Placement of endnotes

P

Pratima

I'm finishing up a book. The following bullet points are the instructions of
my publisher:
• Except for the front matter and artwork (figures and tables), the entire
manuscript text should be paginated sequentially and saved in separate files
for each chapter.
• For all authored books, notes and references will appear in the back matter.

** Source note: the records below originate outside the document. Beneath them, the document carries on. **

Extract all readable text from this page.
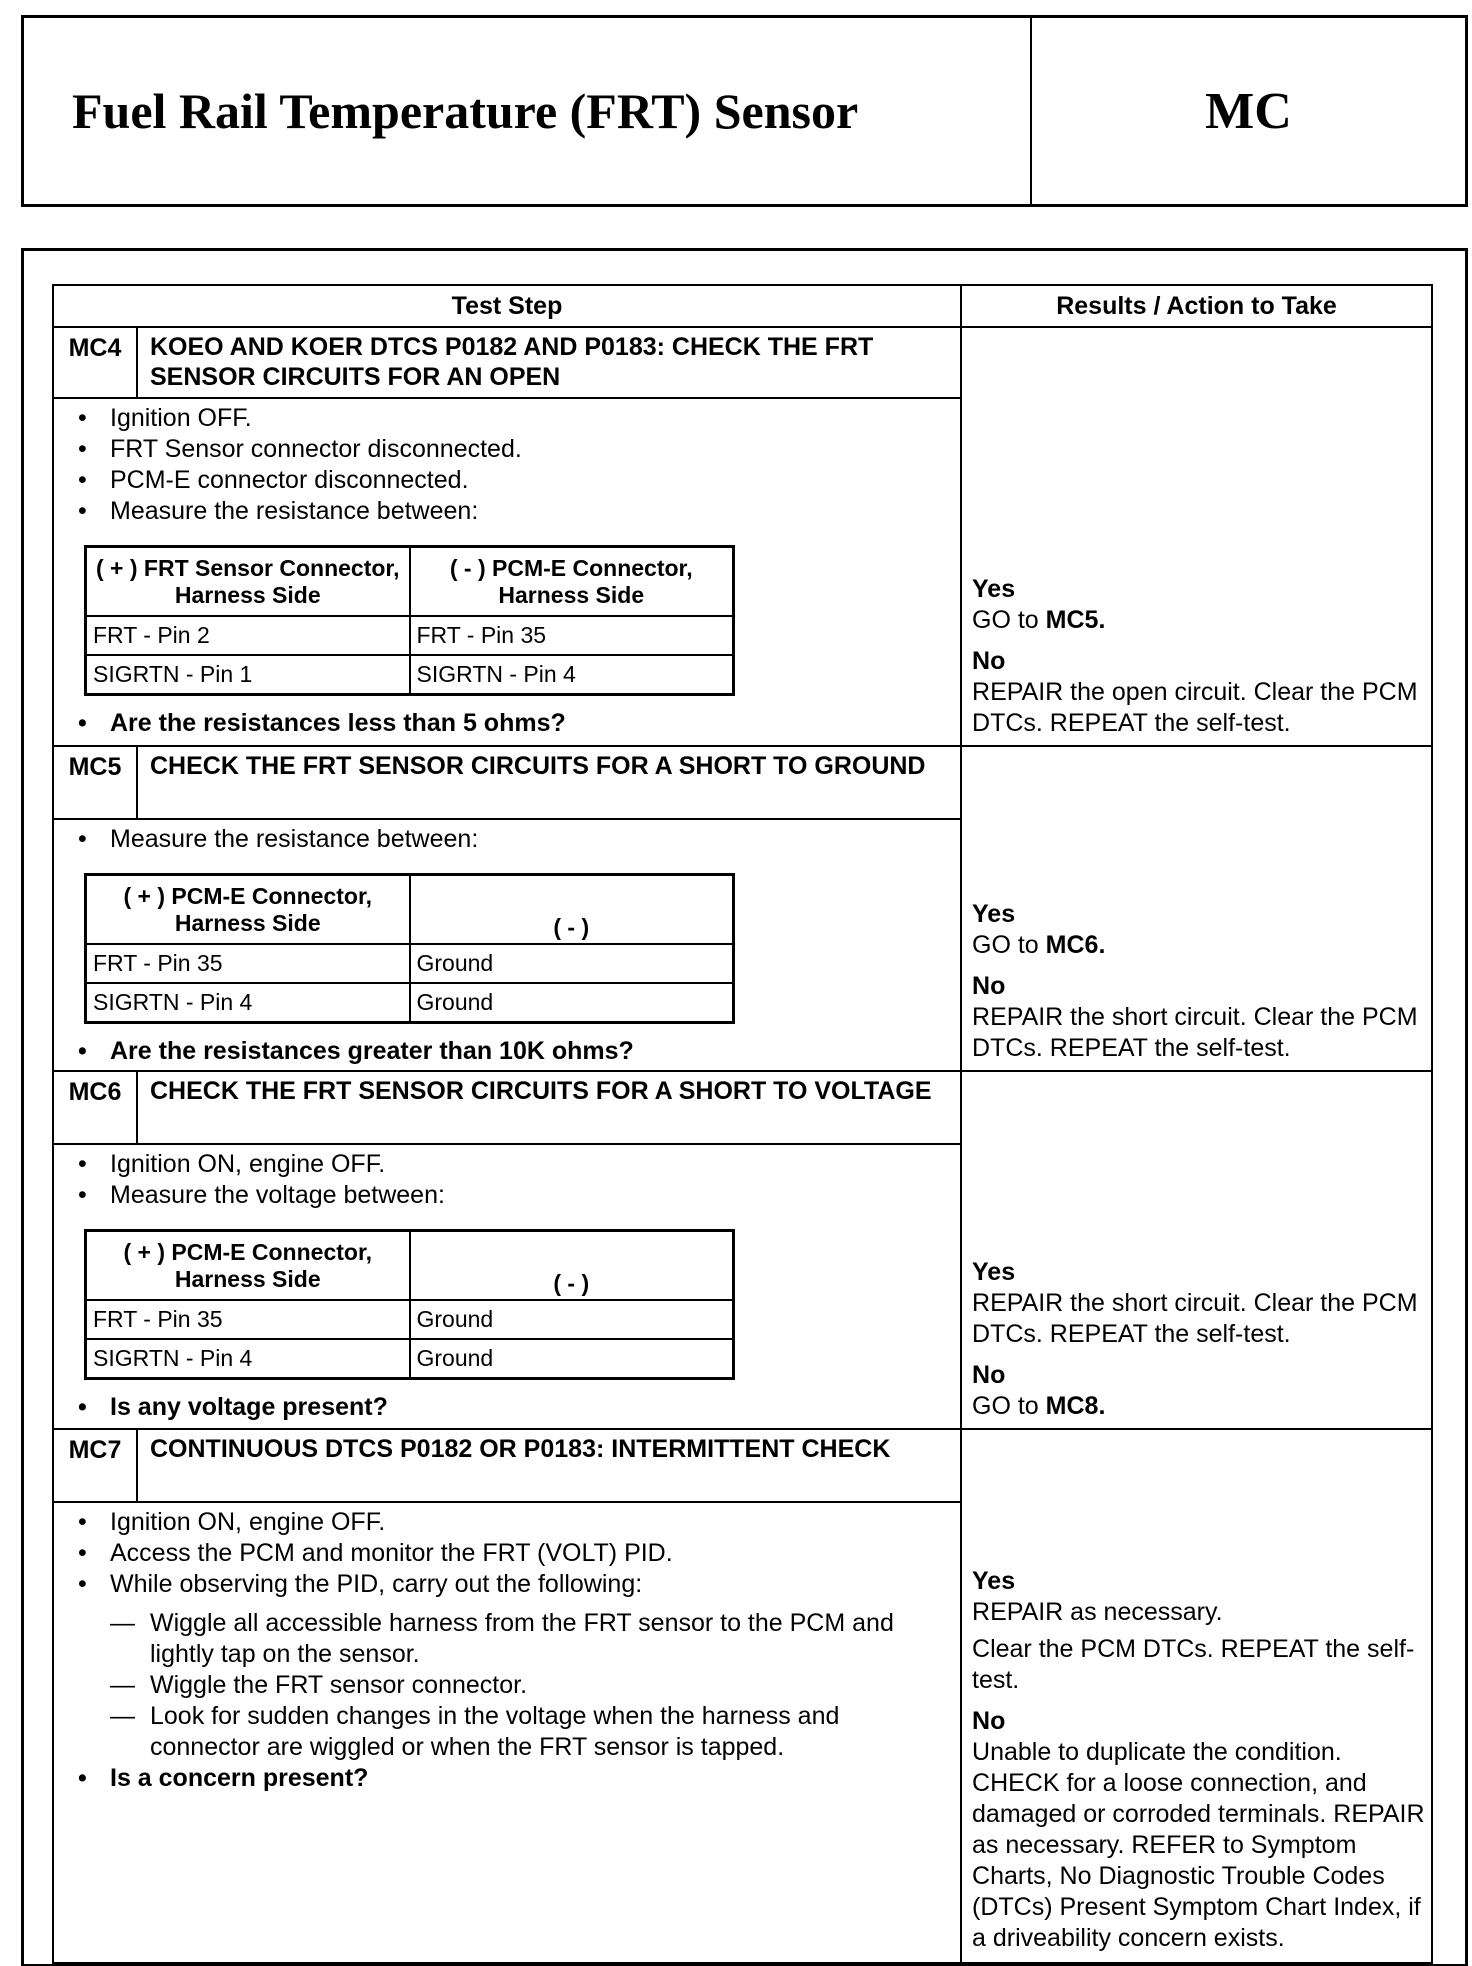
Fuel Rail Temperature (FRT) Sensor	MC
Test Step	Results / Action to Take
MC4	KOEO AND KOER DTCS P0182 AND P0183: CHECK THE FRT SENSOR CIRCUITS FOR AN OPEN	
Yes
GO to MC5.
No
REPAIR the open circuit. Clear the PCM DTCs. REPEAT the self-test.

• Ignition OFF.
• FRT Sensor connector disconnected.
• PCM-E connector disconnected.
• Measure the resistance between:
( + ) FRT Sensor Connector, Harness Side	( - ) PCM-E Connector, Harness Side
FRT - Pin 2	FRT - Pin 35
SIGRTN - Pin 1	SIGRTN - Pin 4
• Are the resistances less than 5 ohms?

MC5	CHECK THE FRT SENSOR CIRCUITS FOR A SHORT TO GROUND	
Yes
GO to MC6.
No
REPAIR the short circuit. Clear the PCM DTCs. REPEAT the self-test.

• Measure the resistance between:
( + ) PCM-E Connector, Harness Side	( - )
FRT - Pin 35	Ground
SIGRTN - Pin 4	Ground
• Are the resistances greater than 10K ohms?

MC6	CHECK THE FRT SENSOR CIRCUITS FOR A SHORT TO VOLTAGE	
Yes
REPAIR the short circuit. Clear the PCM DTCs. REPEAT the self-test.
No
GO to MC8.

• Ignition ON, engine OFF.
• Measure the voltage between:
( + ) PCM-E Connector, Harness Side	( - )
FRT - Pin 35	Ground
SIGRTN - Pin 4	Ground
• Is any voltage present?

MC7	CONTINUOUS DTCS P0182 OR P0183: INTERMITTENT CHECK	
Yes
REPAIR as necessary.
Clear the PCM DTCs. REPEAT the self-test.
No
Unable to duplicate the condition. CHECK for a loose connection, and damaged or corroded terminals. REPAIR as necessary. REFER to Symptom Charts, No Diagnostic Trouble Codes (DTCs) Present Symptom Chart Index, if a driveability concern exists.

• Ignition ON, engine OFF.
• Access the PCM and monitor the FRT (VOLT) PID.
• While observing the PID, carry out the following:
— Wiggle all accessible harness from the FRT sensor to the PCM and lightly tap on the sensor.
— Wiggle the FRT sensor connector.
— Look for sudden changes in the voltage when the harness and connector are wiggled or when the FRT sensor is tapped.
• Is a concern present?
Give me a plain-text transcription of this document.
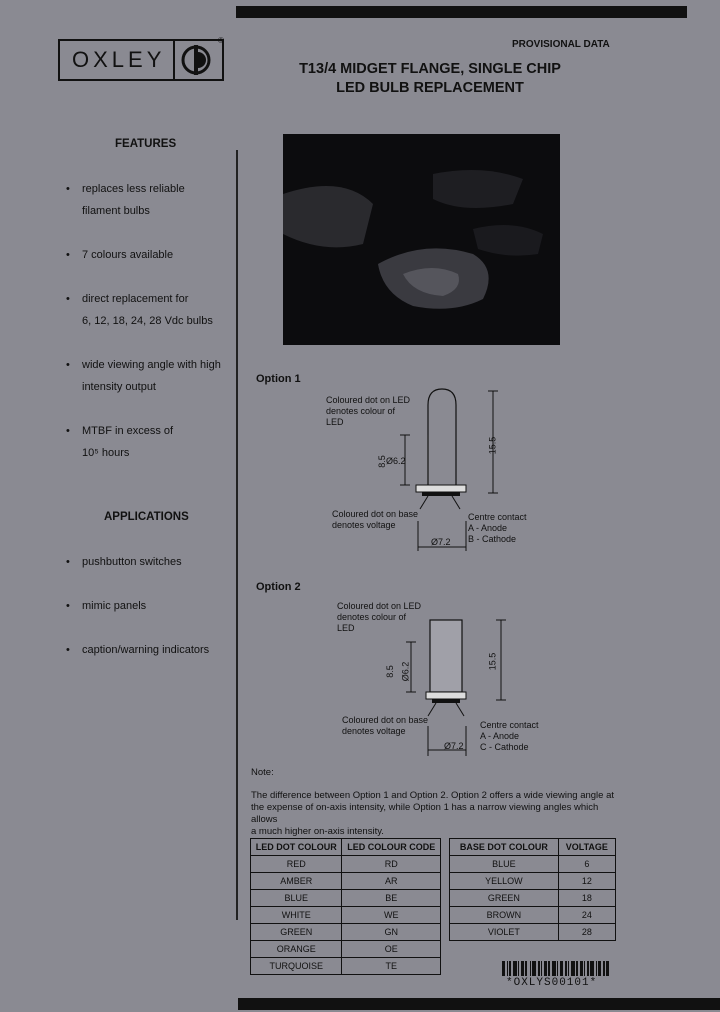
OXLEY
®	PROVISIONAL DATA
T13/4 MIDGET FLANGE, SINGLE CHIP
LED BULB REPLACEMENT
FEATURES
• replaces less reliable
filament bulbs
• 7 colours available
• direct replacement for
6, 12, 18, 24, 28 Vdc bulbs
• wide viewing angle with high
intensity output
• MTBF in excess of
10⁵ hours
APPLICATIONS
• pushbutton switches
• mimic panels
• caption/warning indicators
Option 1
Coloured dot on LED
denotes colour of
LED
8.5 Ø6.2
15.5
Coloured dot on base
denotes voltage
Centre contact
A - Anode
B - Cathode
Ø7.2
Option 2
Coloured dot on LED
denotes colour of
LED
8.5 Ø6.2
15.5
Coloured dot on base
denotes voltage
Centre contact
A - Anode
C - Cathode
Ø7.2
Note:
The difference between Option 1 and Option 2. Option 2 offers a wide viewing angle at
the expense of on-axis intensity, while Option 1 has a narrow viewing angles which allows
a much higher on-axis intensity.
LED DOT COLOUR	LED COLOUR CODE
RED	RD
AMBER	AR
BLUE	BE
WHITE	WE
GREEN	GN
ORANGE	OE
TURQUOISE	TE
BASE DOT COLOUR	VOLTAGE
BLUE	6
YELLOW	12
GREEN	18
BROWN	24
VIOLET	28
*OXLYS00101*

Here is my problem. If I save each chapter as a separate file, then the
endnotes for each chapter appear at the end of that chapter. What the
publisher wants is for chapters to follow each other with sequential
pagination, and for all the endnotes for all the chapters to collectively
appear at the end of the manuscript as separate "back matter."
I find that the only way to have all endnotes appear at the end is to save
the entire manuscript as one file (which they don’t want).
Any help will be appreciated! Thanks.
 
G

grammatim

Your publisher is being a pain in the neck.

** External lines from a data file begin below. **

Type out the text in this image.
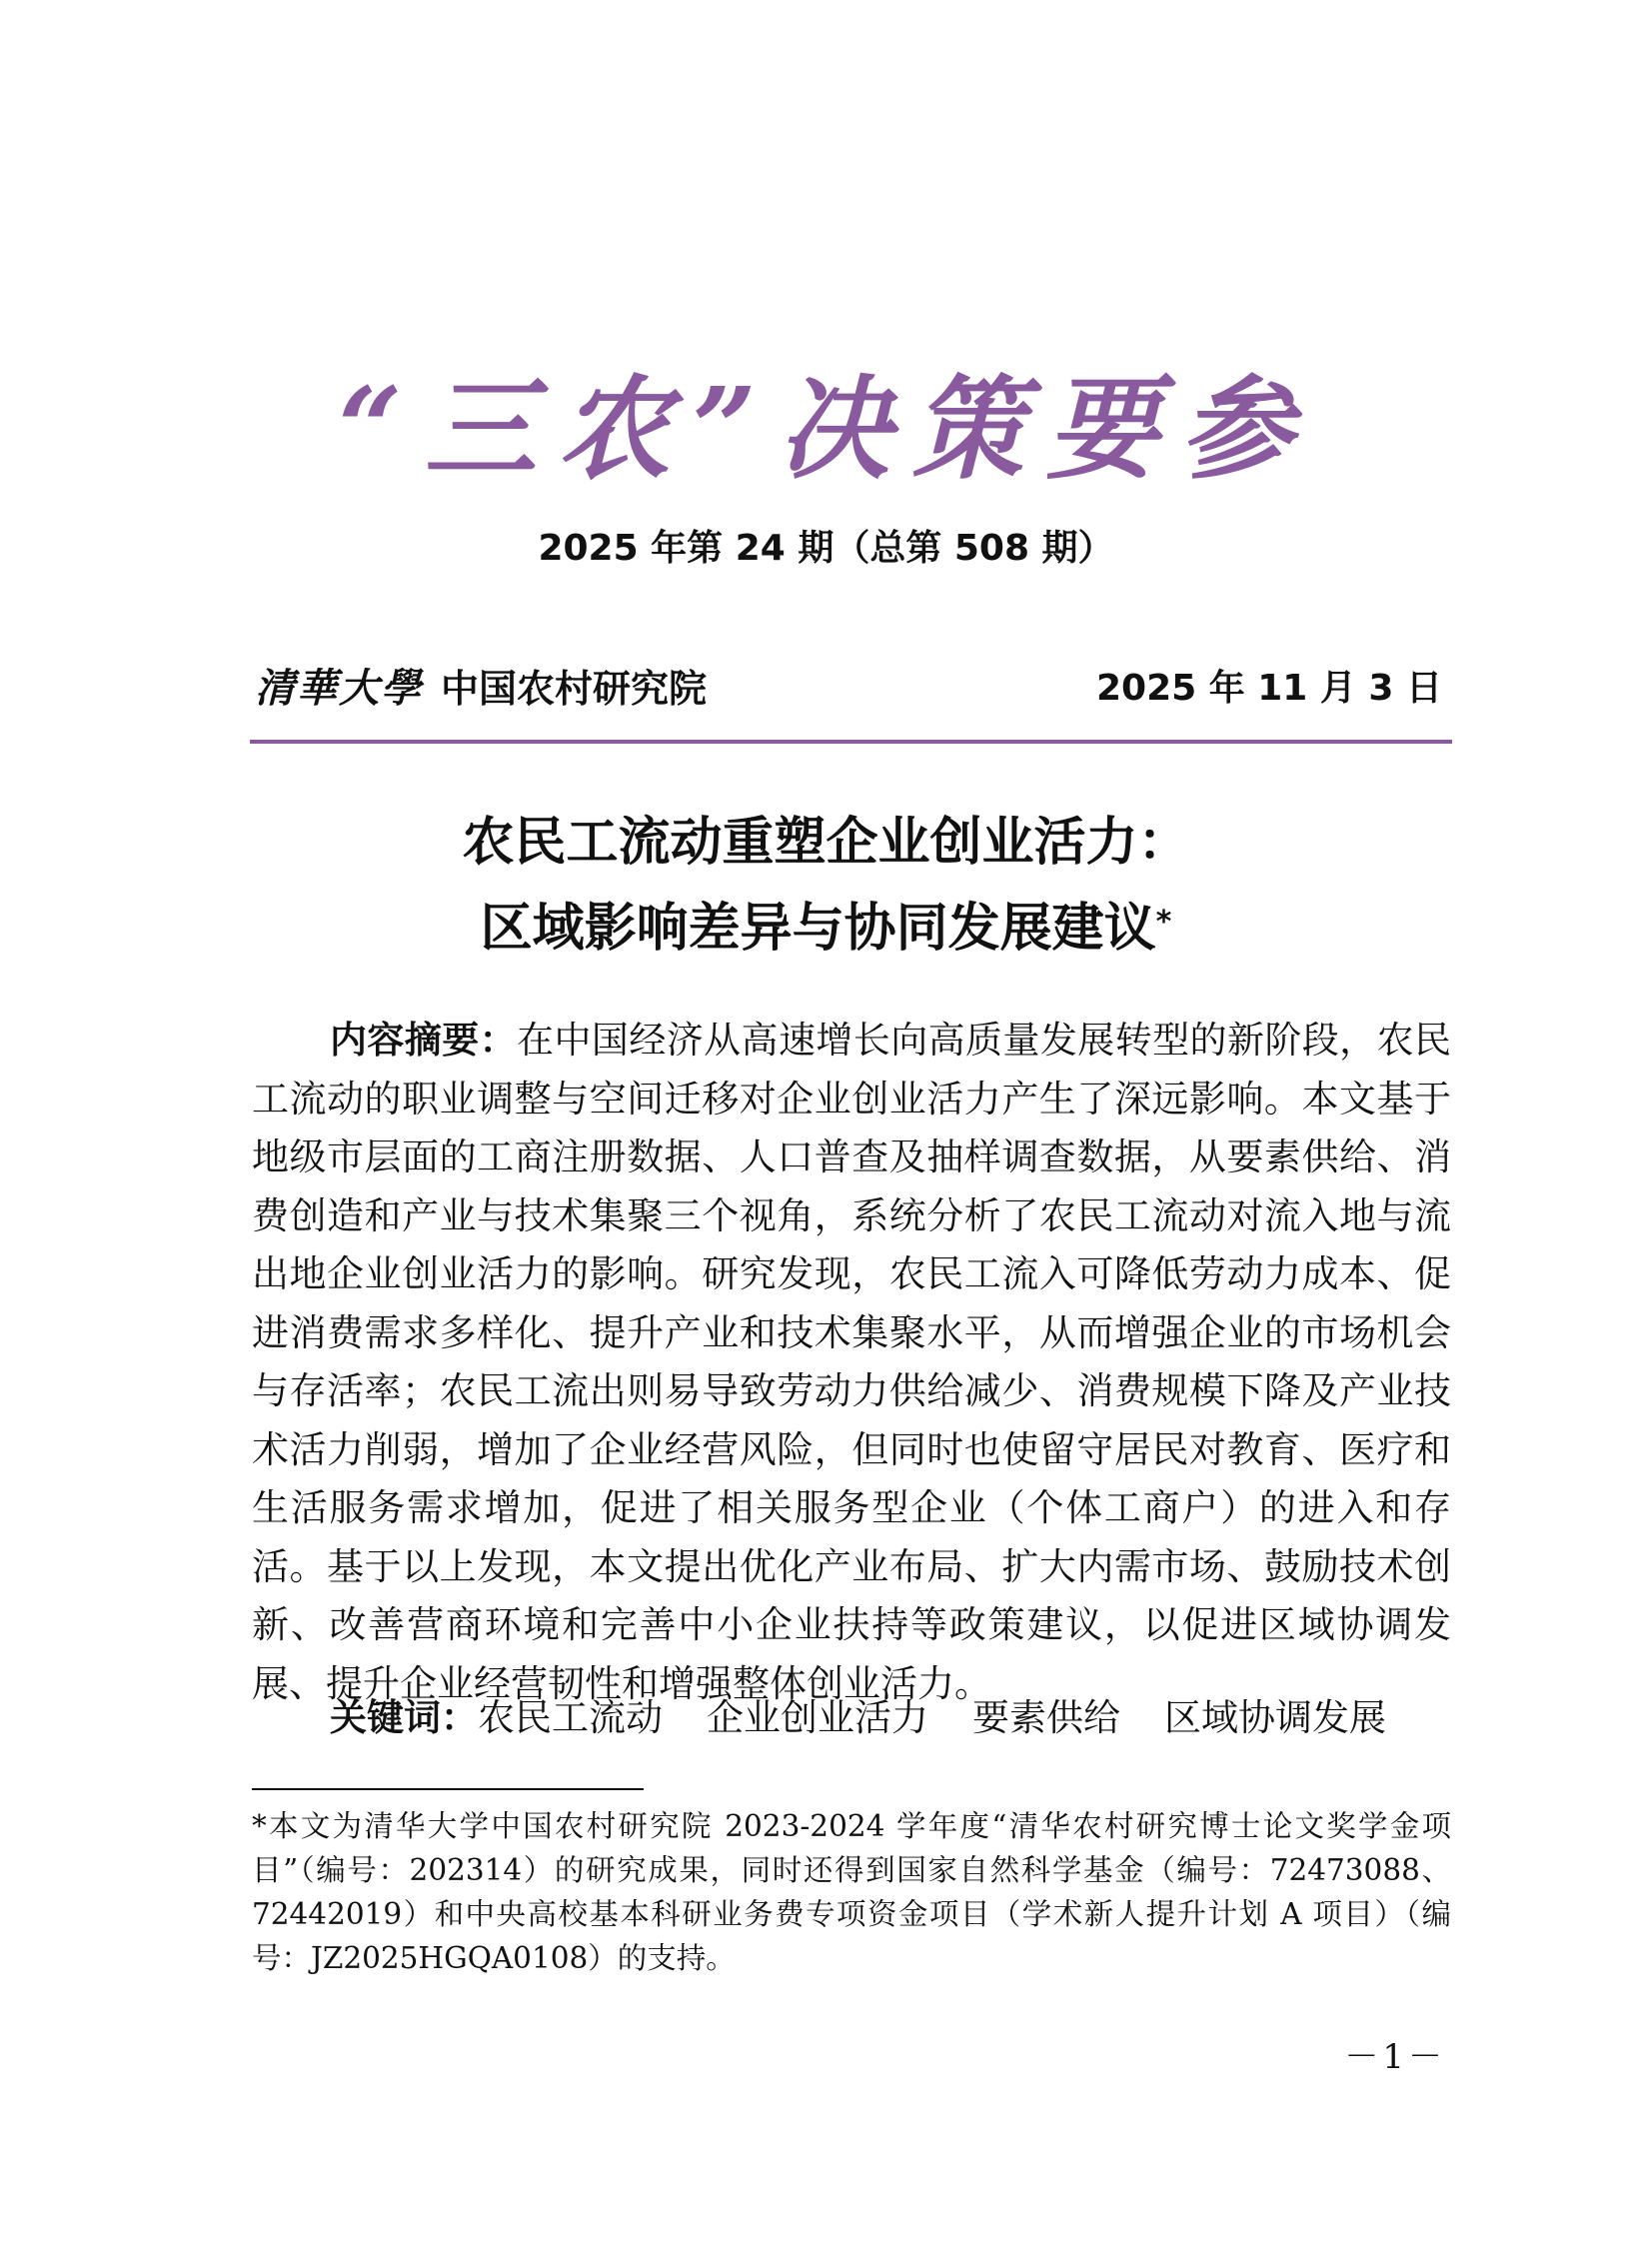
“三农”决策要参
2025 年第 24 期（总第 508 期）
清華大學 中国农村研究院	2025 年 11 月 3 日
农民工流动重塑企业创业活力：
区域影响差异与协同发展建议*
内容摘要：在中国经济从高速增长向高质量发展转型的新阶段，农民工流动的职业调整与空间迁移对企业创业活力产生了深远影响。本文基于地级市层面的工商注册数据、人口普查及抽样调查数据，从要素供给、消费创造和产业与技术集聚三个视角，系统分析了农民工流动对流入地与流出地企业创业活力的影响。研究发现，农民工流入可降低劳动力成本、促进消费需求多样化、提升产业和技术集聚水平，从而增强企业的市场机会与存活率；农民工流出则易导致劳动力供给减少、消费规模下降及产业技术活力削弱，增加了企业经营风险，但同时也使留守居民对教育、医疗和生活服务需求增加，促进了相关服务型企业（个体工商户）的进入和存活。基于以上发现，本文提出优化产业布局、扩大内需市场、鼓励技术创新、改善营商环境和完善中小企业扶持等政策建议，以促进区域协调发展、提升企业经营韧性和增强整体创业活力。
关键词：农民工流动 企业创业活力 要素供给 区域协调发展
*本文为清华大学中国农村研究院 2023-2024 学年度“清华农村研究博士论文奖学金项目”（编号：202314）的研究成果，同时还得到国家自然科学基金（编号：72473088、72442019）和中央高校基本科研业务费专项资金项目（学术新人提升计划 A 项目）（编号：JZ2025HGQA0108）的支持。
－1－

You could do it by opening each chapter, going to the end, selecting
all the endnotes (put cursor in any note, Ctrl-A), and Copy-Paste into
a new document. (If the second chapter's notes want to continue the
numbering from the first chapter, then right-click in the first one
and choose Restart Numbering.)
 
P

Pratima

Thanks. Actually, I already tried that. In the new document with just the
endnotes, all the endnotes end up being numbered 1 (!!). I could of course
manually number them sequentially, but that's crazy.
Also, while it's possible to paste (ctrl-V), it's not possible to cut
(ctrl-X) the endnotes out of the bottom of each chapter. The only way to do
it is hit the backspace button and keep it pressed (also crazy).
Unless I'm doing something wrong...
 
S

Suzanne S. Barnhill

I think you need to explain to your publisher that if the endnotes are set
as "End of document," then when the chapters are combined into a single
document, the endnotes will be at the end (the *very* end unless the
instructions at
http://word.mvps.org/faqs/formatting/FootnoteFAQContent.htm#TextAfterNotes
are followed).

What your publisher is requesting is a workflow that was easily supplied
when manuscripts were typed (on a typewriter). You could equally well have
created this format (though rather more easily than with a typewriter) if
you had been forewarned. In order to do so, you'll need to define numbered
styles in the Endnotes document that restart after whatever heading
intervenes (the chapter number, for example). In the chapters, use
superscripted SEQ fields for the footnote reference marks.